Hours after former New York City Mayor Bill de Blasio announced on MSNBC that he would compete for the newly-created 10th Congressional District spanning Brownstone Brooklyn and Lower Manhattan, potential challengers piled up.

But de Blasio remained bullish on his chances in an interview with POLITICO Friday.

“It’s a homecoming. It’s my old Council district,” he said of the seat he held for eight years as a local lawmaker.

He'll have some formidable opponents.

Mondaire Jones, a sitting congressman who won a suburban seat north of New York City two years ago, told a political insider he is considering vying for the seat, according to a person familiar with the conversation.

Jones — who doesn’t live in the district — has become a cause célèbre for the progressive left flank of the Democratic Party, following word this week that he would likely face a primary from Rep. Sean Patrick Maloney. On Thursday, Rep. Alexandria Ocasio-Cortez called on Maloney to step down as House Democrats’ campaign chair if he goes through with the challenge.

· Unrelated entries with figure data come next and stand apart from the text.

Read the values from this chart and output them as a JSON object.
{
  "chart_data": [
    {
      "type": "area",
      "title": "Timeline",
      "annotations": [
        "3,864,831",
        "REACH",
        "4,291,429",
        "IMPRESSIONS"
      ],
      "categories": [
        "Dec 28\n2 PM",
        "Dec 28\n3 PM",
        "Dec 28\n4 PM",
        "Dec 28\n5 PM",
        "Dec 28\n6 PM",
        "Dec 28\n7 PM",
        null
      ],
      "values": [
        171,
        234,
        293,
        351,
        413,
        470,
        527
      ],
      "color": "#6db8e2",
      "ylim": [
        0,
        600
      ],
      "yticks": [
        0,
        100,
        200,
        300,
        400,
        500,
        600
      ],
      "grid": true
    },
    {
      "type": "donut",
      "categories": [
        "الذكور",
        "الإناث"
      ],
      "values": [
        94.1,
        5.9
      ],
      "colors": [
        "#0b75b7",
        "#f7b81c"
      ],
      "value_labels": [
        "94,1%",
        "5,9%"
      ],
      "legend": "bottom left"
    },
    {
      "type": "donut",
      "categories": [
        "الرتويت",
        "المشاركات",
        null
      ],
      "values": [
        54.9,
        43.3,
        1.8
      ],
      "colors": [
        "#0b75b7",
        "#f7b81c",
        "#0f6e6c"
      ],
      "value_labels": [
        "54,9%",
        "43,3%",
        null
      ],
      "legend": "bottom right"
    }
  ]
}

Jones did not return a call seeking comment and his chief of staff, Zach Fisch, declined to answer questions Friday afternoon, several hours before the final maps of the new Congressional lines were expected to be released.

Another person eyeing the race is Dawn Smalls, a one-time candidate for the position of public advocate in New York City three years ago. Smalls worked in both the Clinton and Obama White Houses before being appointed to the role as monitor of a global financial company.

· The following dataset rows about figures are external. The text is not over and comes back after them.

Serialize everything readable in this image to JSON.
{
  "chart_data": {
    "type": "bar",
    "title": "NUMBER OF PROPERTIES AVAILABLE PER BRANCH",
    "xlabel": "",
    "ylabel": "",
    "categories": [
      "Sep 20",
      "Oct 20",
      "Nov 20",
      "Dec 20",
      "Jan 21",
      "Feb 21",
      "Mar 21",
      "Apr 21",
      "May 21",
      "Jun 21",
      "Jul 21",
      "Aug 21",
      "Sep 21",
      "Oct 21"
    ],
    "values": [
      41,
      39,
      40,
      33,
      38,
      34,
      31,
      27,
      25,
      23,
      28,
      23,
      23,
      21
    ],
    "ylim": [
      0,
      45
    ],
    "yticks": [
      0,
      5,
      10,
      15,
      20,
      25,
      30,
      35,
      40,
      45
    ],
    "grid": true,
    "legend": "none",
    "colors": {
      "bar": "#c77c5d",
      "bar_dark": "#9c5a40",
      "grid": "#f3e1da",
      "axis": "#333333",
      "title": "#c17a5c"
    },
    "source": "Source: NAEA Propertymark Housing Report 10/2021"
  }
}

“I’m definitely looking at it,” Smalls, who lives in the district, said in a brief phone interview Friday. “I haven’t made a final decision.”

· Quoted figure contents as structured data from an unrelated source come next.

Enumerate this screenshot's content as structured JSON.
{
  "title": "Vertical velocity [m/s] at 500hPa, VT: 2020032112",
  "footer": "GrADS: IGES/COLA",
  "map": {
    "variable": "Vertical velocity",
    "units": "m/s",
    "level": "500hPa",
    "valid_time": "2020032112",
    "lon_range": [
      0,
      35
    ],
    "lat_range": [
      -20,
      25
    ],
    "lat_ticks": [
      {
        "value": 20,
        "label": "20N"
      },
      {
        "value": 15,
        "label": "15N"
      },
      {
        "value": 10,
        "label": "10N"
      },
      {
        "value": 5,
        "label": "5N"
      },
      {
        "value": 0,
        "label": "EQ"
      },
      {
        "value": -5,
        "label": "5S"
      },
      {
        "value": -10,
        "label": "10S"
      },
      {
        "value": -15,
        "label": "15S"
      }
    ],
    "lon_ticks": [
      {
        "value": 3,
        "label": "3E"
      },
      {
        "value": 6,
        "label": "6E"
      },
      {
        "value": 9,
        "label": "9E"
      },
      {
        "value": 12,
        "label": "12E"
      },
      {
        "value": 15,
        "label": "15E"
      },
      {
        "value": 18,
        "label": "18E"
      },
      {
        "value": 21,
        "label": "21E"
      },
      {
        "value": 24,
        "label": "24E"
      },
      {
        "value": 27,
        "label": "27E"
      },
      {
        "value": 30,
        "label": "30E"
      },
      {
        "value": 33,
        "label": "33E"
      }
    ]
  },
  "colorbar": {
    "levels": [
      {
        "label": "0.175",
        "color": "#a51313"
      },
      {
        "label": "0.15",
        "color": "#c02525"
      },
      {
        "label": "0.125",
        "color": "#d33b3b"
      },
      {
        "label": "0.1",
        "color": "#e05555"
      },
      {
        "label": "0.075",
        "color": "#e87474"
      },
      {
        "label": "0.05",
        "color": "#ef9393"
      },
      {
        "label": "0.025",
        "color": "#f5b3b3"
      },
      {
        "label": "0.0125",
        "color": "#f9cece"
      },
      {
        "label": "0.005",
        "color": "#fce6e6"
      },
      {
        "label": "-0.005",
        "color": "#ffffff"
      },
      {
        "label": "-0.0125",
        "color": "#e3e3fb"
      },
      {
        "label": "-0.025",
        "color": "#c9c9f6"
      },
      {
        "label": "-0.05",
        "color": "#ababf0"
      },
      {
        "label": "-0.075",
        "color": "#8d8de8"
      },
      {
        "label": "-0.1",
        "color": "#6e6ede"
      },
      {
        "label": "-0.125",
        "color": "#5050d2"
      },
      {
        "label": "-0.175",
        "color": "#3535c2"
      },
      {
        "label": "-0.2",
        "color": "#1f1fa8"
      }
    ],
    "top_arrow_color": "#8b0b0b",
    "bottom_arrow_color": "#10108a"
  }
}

Smalls said she had “no intention of running” until a special master tasked with drawing New York’s congressional lines released draft plans Monday, “and it included my apartment.”

Jarrod Bernstein, a former aide to Mayor Mike Bloomberg who worked with Smalls in the Obama White House, called her a “formidable candidate in the NY10 [who] knows how to put together a coalition and really connect with Democratic primary voters of all demographics.”

And Daniel Goldman, an attorney who led the first round of House impeachment hearings against former President Donald Trump, is considering a run for the seat as well, according to a person close to him. Goldman — whose interest in the seat was first reported by City & State — is being advised by pollster Jeff Liszt of Impact Research, the person said.

City Councilmember Carlina Rivera has set up a federal election committee ahead of the Aug. 23 primary, and other candidates or hopefuls include Sen. Brad Hoylman as well as Assembly Members Robert Carroll and Jo Anne Simon.

Earlier this week POLITICO reported state Sen. Simcha Felder said he was considering the seat, which includes an Orthodox Jewish section of Brooklyn that he has long represented.

De Blasio — who had been grappling with what to do after two terms as mayor — said in the interview that he is energized by the race.

“This is going to be really a grassroots campaign, door to door, lot of field, and that’s really a campaign I thrive in,” he said.

Asked how he believes he would fare in a largely white district, given his consistently low polling numbers among higher-income white Democrats, de Blasio pointed out he won them over during his mayoral races in 2013 and 2017.

“I’m a problem solver; I’m someone who can help fix things in a community,” he said. “I will go out humbly … to earn every vote. I think the vast majority of progressive voters are going to start with a clean slate.”